Zu den Freisprüchen in Bremen und Dessau

Das war’s dann

Die Prozesse zum Tod von Laya Condé in Bremen und Oury Jalloh in Dessau endeten mit Freisprüchen.

Zwei Tote. Zwei Tote schwarzer Hautfarbe. Zwei Tote schwarzer Hautfarbe in zwei deutschen Polizeizellen. Der eine, Laya Condé, starb im Januar 2005 in Bremen, als ihm gewaltsam Brechmittel eingetrichtert wurden.
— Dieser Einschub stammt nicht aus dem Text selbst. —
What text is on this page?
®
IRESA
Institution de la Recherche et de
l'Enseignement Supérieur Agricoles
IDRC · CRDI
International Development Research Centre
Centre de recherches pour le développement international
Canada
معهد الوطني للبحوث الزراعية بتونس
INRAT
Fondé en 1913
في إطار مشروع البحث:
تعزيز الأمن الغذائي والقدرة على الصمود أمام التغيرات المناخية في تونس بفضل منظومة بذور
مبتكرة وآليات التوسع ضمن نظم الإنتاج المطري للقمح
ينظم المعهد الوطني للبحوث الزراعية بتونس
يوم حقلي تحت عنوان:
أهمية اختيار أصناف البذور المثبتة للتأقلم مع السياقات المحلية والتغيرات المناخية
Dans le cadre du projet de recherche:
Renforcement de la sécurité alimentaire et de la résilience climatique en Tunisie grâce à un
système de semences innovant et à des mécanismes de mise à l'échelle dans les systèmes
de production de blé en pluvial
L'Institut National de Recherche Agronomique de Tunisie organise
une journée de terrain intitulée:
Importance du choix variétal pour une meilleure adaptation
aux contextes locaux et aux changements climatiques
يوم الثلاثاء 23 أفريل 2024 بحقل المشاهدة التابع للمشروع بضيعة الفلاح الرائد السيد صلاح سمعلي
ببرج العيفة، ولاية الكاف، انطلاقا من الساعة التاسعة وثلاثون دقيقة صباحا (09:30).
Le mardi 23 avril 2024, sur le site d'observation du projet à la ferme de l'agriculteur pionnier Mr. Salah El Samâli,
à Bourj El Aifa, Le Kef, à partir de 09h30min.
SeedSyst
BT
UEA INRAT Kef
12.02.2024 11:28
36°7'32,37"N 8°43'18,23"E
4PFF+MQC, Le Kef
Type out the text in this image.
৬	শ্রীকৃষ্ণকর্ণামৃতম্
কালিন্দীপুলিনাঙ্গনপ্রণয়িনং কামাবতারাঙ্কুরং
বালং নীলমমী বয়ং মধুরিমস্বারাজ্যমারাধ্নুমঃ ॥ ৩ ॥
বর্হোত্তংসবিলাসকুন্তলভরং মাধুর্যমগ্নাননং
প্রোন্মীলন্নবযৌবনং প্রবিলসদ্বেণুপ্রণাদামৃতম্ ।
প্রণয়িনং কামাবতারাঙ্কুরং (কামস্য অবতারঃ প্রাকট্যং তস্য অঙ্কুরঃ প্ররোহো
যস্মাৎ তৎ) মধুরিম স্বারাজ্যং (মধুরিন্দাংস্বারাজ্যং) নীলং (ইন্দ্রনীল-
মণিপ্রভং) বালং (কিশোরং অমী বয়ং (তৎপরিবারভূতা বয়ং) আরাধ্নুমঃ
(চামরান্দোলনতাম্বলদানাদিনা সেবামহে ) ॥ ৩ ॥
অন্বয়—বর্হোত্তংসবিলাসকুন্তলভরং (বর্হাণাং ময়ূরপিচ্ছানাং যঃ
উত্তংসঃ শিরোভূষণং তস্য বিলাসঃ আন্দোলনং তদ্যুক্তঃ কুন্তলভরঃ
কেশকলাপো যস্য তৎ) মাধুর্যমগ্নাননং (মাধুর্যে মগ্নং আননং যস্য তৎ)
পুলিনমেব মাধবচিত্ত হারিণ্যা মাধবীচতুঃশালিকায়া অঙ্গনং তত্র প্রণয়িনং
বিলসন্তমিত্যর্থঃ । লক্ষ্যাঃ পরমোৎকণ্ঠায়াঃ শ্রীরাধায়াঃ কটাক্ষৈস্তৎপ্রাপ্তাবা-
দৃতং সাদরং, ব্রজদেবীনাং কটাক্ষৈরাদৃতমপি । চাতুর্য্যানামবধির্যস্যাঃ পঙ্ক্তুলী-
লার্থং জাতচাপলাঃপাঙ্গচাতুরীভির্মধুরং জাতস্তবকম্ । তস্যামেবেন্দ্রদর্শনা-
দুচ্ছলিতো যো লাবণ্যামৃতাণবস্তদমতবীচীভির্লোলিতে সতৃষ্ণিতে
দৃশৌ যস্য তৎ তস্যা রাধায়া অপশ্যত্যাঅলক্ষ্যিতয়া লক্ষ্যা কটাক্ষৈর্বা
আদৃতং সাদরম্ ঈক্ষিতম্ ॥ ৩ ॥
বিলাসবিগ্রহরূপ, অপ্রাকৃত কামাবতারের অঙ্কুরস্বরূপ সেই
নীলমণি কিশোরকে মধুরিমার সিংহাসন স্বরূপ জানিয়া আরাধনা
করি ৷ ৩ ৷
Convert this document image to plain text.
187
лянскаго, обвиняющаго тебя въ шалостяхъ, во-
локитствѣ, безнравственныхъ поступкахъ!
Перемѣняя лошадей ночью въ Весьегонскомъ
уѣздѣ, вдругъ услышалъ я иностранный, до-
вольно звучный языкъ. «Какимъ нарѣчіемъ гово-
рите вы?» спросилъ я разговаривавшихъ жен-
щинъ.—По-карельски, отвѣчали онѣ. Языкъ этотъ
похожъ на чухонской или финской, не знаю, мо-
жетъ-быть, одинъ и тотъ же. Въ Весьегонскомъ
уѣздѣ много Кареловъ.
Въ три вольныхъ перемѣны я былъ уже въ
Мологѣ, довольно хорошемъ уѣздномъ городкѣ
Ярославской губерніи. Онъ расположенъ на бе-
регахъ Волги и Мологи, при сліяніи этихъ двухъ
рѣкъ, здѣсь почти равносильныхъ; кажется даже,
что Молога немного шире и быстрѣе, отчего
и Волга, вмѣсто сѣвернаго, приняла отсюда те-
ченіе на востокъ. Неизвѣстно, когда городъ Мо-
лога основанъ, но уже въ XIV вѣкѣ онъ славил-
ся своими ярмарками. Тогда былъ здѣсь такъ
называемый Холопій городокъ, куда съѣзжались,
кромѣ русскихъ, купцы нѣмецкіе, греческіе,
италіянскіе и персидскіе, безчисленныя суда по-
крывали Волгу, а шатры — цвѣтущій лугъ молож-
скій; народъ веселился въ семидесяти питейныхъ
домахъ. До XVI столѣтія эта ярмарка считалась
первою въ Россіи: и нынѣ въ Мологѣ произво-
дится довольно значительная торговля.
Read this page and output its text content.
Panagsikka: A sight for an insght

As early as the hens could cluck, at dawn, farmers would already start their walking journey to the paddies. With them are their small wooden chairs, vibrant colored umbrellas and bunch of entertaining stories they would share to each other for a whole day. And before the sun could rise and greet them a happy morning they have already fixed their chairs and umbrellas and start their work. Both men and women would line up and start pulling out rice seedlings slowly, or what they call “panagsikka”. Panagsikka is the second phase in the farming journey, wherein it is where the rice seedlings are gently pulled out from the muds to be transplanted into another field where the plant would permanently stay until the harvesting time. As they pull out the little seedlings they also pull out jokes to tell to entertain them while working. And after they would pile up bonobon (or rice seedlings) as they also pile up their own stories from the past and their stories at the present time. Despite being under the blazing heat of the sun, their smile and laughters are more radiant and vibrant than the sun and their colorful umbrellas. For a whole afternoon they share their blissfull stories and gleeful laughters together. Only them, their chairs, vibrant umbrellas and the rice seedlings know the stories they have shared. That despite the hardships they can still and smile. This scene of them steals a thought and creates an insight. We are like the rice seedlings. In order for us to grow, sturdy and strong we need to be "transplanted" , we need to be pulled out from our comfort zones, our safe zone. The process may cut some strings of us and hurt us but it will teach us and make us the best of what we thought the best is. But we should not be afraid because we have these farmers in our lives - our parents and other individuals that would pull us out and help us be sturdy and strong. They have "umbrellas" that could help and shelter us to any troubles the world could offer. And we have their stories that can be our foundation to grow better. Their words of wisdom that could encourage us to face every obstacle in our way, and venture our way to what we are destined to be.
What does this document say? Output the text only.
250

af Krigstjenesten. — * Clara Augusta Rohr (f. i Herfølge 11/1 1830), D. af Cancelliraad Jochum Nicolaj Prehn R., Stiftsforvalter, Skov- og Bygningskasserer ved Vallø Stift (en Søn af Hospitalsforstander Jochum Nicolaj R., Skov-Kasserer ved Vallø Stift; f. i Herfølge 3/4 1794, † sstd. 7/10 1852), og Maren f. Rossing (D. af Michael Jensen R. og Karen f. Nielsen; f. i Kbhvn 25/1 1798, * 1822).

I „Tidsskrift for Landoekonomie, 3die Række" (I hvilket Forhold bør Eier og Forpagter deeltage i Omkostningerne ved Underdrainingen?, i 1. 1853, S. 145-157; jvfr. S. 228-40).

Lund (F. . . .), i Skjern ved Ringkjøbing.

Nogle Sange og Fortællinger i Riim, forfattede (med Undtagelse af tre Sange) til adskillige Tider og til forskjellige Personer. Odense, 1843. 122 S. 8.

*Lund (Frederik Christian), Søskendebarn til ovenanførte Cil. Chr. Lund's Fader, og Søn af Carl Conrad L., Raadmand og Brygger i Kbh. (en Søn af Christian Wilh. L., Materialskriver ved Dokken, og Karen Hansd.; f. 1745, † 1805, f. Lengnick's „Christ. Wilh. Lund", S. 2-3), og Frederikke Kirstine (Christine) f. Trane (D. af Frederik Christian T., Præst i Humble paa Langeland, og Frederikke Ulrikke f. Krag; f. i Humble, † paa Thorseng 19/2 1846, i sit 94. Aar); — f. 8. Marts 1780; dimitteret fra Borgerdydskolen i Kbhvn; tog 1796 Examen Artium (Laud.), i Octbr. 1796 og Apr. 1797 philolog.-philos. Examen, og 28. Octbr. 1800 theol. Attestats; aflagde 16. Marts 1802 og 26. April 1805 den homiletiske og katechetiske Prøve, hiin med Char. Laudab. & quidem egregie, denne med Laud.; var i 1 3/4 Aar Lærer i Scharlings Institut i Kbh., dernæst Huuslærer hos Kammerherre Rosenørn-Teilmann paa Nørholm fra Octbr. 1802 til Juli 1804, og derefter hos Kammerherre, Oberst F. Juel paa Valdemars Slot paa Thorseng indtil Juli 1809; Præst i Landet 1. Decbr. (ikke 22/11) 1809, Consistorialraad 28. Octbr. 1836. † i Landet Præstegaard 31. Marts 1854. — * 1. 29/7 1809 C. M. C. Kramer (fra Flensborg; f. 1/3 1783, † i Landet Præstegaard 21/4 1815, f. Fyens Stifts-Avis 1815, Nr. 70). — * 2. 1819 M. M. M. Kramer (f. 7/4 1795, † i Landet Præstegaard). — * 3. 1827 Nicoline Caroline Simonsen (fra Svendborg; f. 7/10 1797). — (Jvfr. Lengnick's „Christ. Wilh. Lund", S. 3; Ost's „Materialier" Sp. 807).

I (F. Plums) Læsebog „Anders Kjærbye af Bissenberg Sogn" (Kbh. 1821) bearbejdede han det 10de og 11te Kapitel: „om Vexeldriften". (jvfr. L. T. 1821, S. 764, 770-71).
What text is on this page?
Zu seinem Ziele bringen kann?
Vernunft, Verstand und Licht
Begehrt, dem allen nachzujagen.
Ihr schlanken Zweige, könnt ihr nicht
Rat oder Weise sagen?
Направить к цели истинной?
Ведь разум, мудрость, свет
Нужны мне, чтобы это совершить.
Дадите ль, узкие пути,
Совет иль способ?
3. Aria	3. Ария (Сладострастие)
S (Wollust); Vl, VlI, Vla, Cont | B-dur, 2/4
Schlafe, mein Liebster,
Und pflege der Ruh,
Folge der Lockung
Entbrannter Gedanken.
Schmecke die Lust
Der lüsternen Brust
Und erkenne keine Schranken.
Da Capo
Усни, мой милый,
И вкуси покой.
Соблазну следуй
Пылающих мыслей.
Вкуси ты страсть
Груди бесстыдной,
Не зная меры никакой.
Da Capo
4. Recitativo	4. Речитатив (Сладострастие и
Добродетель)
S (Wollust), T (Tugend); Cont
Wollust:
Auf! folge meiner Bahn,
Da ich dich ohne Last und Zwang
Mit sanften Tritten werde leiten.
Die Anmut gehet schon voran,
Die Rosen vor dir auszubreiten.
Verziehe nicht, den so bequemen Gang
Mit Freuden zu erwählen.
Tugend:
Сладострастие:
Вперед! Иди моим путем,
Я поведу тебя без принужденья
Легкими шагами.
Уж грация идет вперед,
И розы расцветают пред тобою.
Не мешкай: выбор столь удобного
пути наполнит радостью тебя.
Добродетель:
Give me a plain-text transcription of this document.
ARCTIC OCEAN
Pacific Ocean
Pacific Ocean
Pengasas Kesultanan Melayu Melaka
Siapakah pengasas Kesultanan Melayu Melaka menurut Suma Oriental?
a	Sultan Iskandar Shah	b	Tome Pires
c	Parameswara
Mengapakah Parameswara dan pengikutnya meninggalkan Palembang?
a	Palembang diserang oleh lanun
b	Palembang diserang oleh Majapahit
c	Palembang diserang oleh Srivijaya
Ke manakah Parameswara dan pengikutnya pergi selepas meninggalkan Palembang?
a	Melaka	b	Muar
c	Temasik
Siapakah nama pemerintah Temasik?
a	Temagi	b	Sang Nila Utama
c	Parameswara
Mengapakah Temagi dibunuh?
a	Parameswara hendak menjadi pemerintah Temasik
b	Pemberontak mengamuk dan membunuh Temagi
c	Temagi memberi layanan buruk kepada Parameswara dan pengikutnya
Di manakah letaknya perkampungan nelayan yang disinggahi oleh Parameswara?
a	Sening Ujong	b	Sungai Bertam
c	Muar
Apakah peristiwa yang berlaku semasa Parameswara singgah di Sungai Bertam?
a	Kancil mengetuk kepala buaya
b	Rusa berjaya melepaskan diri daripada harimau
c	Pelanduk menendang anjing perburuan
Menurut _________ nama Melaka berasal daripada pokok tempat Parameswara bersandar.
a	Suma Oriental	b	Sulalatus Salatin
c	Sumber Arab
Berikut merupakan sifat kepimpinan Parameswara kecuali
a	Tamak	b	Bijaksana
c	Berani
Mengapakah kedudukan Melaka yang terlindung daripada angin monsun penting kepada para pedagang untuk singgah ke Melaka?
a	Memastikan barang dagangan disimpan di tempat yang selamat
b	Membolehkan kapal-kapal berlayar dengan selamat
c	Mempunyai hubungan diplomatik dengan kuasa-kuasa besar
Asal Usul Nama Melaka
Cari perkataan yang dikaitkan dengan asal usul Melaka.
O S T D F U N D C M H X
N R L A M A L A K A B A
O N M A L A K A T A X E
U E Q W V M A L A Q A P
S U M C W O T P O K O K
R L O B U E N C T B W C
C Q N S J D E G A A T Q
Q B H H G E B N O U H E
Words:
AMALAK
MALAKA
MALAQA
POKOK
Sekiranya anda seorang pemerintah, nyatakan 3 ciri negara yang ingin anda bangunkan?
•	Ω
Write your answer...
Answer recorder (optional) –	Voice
Der andere, Oury Jalloh, verbrannte im Januar 2005 während der Ausnüchterung in Dessau.
Beide Männer gerieten vermutlich ins Visier der Polizei, weil sie Schwarze waren. Beide wurden erniedrigt, lächerlich gemacht, gequält und getötet. Auf beiden Polizeiwachen wurden rassistische Kommentare und Klischees geäußert (»Schwarz­afrikaner stellen sich leicht tot«), die sicher auch das Verhalten der beteiligten Ärzte beeinflussten.
Dieser Tage sprachen zwei deutsche Richter ihre Urteile: Freispruch in Bremen, Freispruch in Dessau. In Deutschland sterben zwei Männer im Polizeigewahrsam, niemand ist strafrechtlich dafür verantwortlich, und das war’s dann. Das damit ausgesendete fatale Signal – es ist egal, was mit schwarzen Verdächtigen in deutschen Polizeizellen passiert – entsetzt nicht nur die Black Community hier und in vielen anderen Ländern. Es ist prinzipiell äußerst beunruhigend.
Sicher, dem Rechtsstaat mag mit den Freisprüchen Genüge getan sein – im Zweifel für den Angeklagten. Wobei man sagen muss, dass eine zügigere und gründlichere Ermittlung der Aufklärung in beiden Fällen dienlich gewesen wäre. Wäre wegen eines schadhaften Kindersitzes ein Baby gestorben – das Geschrei wäre groß, die Beweisaufnahme akribisch, die Suche nach Fehlern und Verantwortlichen flott gewesen. Sehr zweifelhaft ist auch die Tatsache, dass in Bremen die Pflichtverletzung des Arztes Igor V. festgestellt, aber mit seiner mangelnden klinischen Erfahrung auch noch entschuldigt wurde.
In Bremen und Dessau aber zeigt sich – wieder einmal –, dass institutioneller Rassismus nicht wahrgenommen, geschweige denn verurteilt wird, und dass, wo immer Bedienstete des Staates der Diskriminierung und Gewalt verdächtigt sind, stets die Ermittlungen müde angegangen und ausgefeilte Argumente herangezogen werden.
»Die Gerechtigkeit wohnt in einer Etage, zu der die Justiz keinen Zugang hat« (Friedrich Dürrenmatt). Beweise verschwanden, andere tauchten auf unerklärliche Weise auf, es gab Absprachen, Widersprüche, Lügen und zurückgenommene Aussagen. Auch wenn keine individuelle Schuld (mehr) nachgewiesen werden kann – jenseits der juristischen Urteile gäbe es eine Menge zu unternehmen.
Ein erster Schritt wäre es, zumindest offiziell anzuerkennen, dass es auch bei der Polizei Rassismus gibt, dass rassistische Kontrollen und »racial profiling« stattfinden. Hilfreich könnte auch eine ernst gemeinte Studie darüber sein, inwieweit Angehörige von Minderheiten unverhältnismäßig oft in Polizeigewahrsam gequält werden oder sterben. Maßnahmen und Trainings gegen den Korpsgeist in der Polizei und unter Medizinern könnten ergriffen und unabhängige Be­schwer­destellen, die interne Ermittlungen anstellen, ein­gerichtet werden. Gut ausgestattete Anlaufstellen für Opfer rassistischer Polizeigewalt wären dringend erforderlich.
Wunderbar wäre natürlich ein gesellschaftliches Klima, das es einem Polizeiarzt nicht erlaubt, einen gesunden Menschen Tod bringenden Prozeduren zu unterziehen. Und in dem die Generalbundesanwältin die Ermittlung gegen Politiker, Ärzte, Staatsanwälte und Polizisten nicht einfach an die Staatsanwaltschaft zurückverweisen kann, die dann dankend ablehnt, gegen sich selbst zu ermitteln (so geschehen im Fall Michael Nwabuisis, besser bekannt als Achidi John, der 2001 in Hamburg starb, weil ihm gewaltsam Brechmittel verabreicht wurde).
Aber von einem solchen Klima ist Deutschland weit entfernt.